Jacqueline Simon, policy director at the American Federation of Government Employees (AFGE), the largest labor union representing federal workers, told Common Dreams that even if slashing jobs did reduce the deficit as Hassett claimed, the harm far outweighs any such benefit—not only for the fired employees, but for the millions of Americans who depend on services they provide.
"When you say 300,000 jobs, it is a nice round number, and you link it to deficit reduction, which he was lying about," Simon said. "The fact of the matter is, the disappearance of those 300,000 jobs means degraded healthcare for our veterans; slower or nonexistent service at the Social Security Administration for the elderly and disabled who rely on Social Security for their income; and the elimination of huge swaths of the Environmental Protection Agency (EPA) that help ensure we have clean air to breathe and clean water to drink."
"You have federal prisons absolutely overwhelmed by too many inmates and too few corrections officers, endangering public safety," she continued. "Consumer product safety has been eviscerated. There are also serious public health concerns involving substance abuse, childhood nutrition, and vaccinations."
She decried Hassett's comments as "ignorant" in light of his false claims about deficit reduction, but also "just demonstrably pretty cruel and disdainful" given the impact these job losses have on individuals, families, communities, and society as a whole.

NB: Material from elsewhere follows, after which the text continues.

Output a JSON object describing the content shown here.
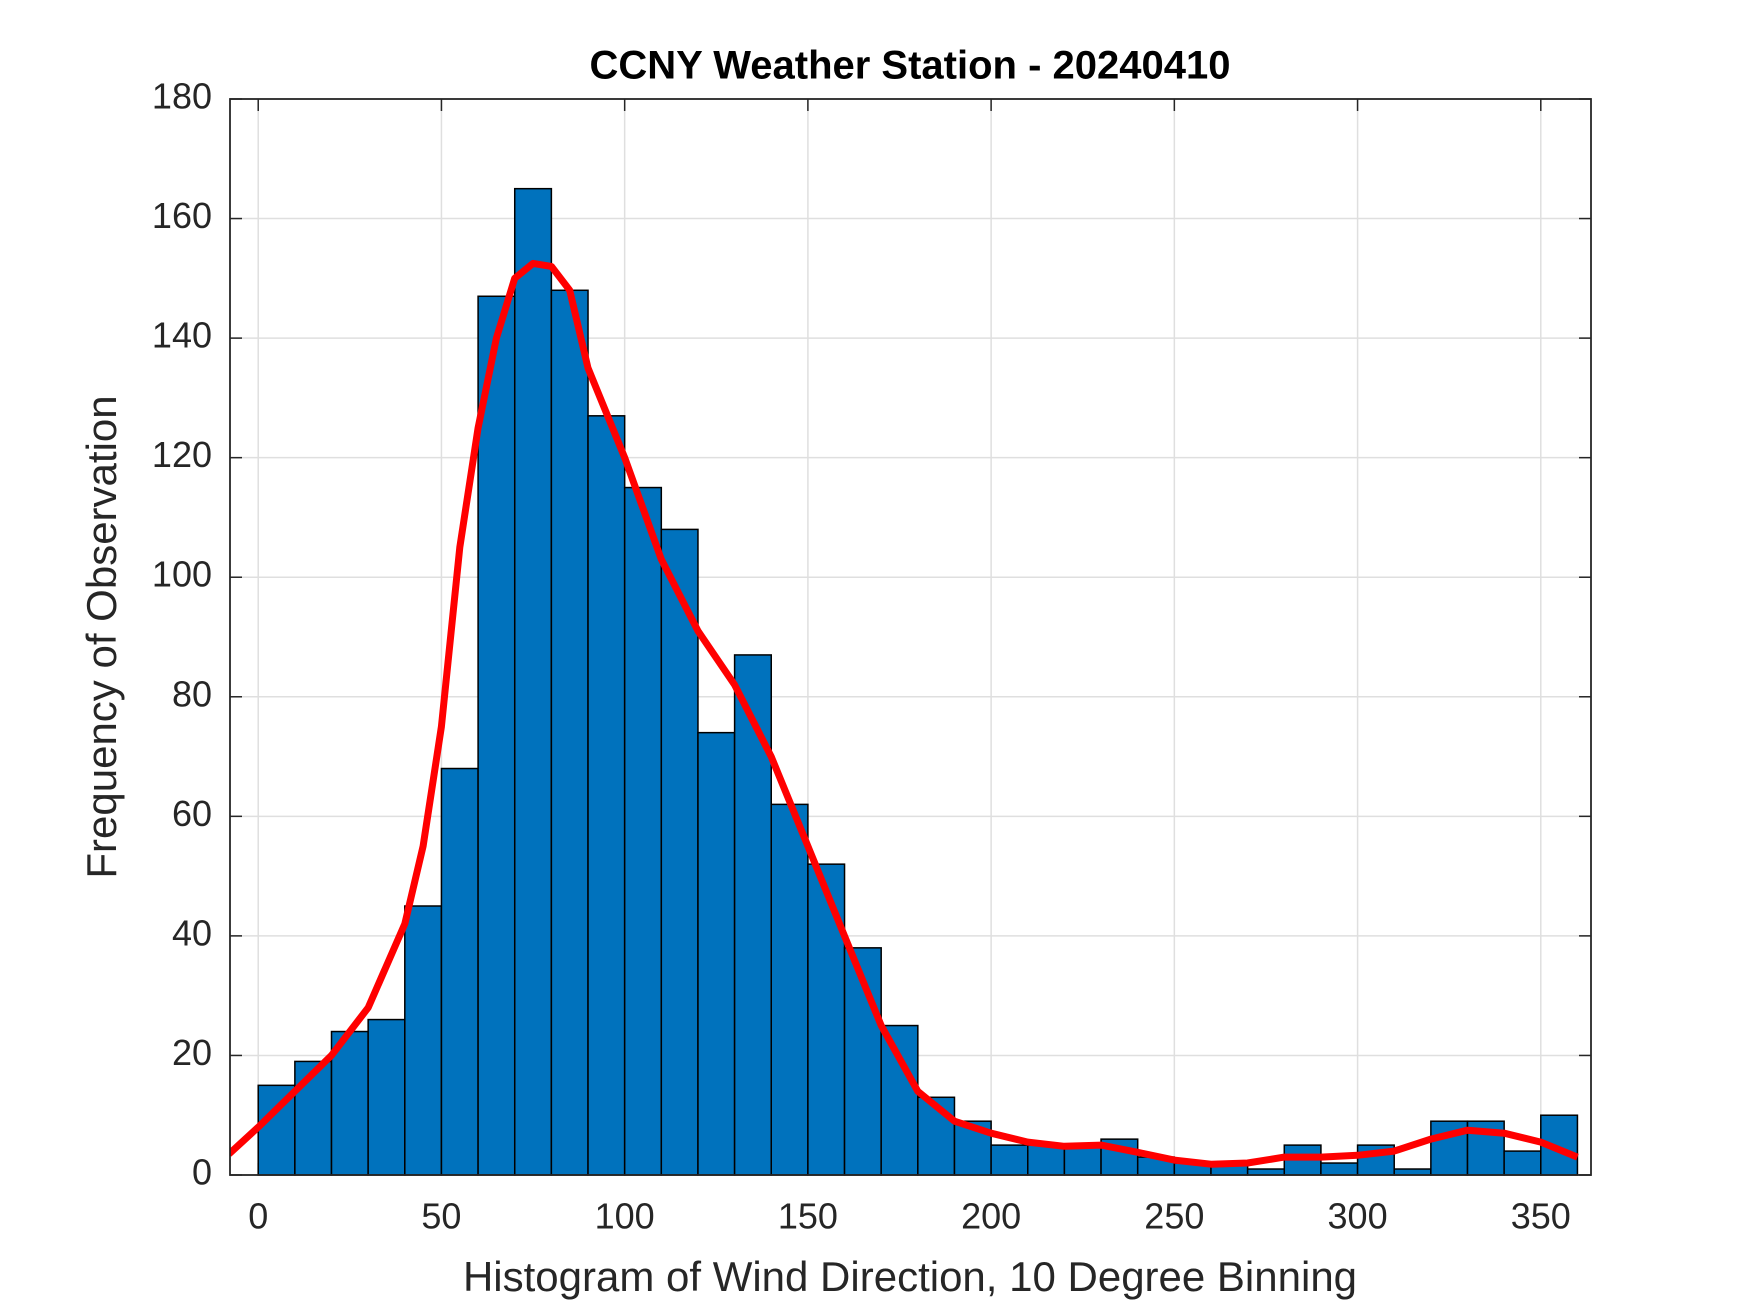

"It's cruel," Simon said, "not only on the people who held those jobs—about a 100,000 of whom are military veterans—but the impact of the disappearance of those jobs also falls on children, the elderly, anybody who consumes agricultural products, breathes air, or relies on clean water."
"Everybody is hurt by what he's celebrating," she added. "I guess it's just par for the course from this administration, but it's still a disgusting thing to hear."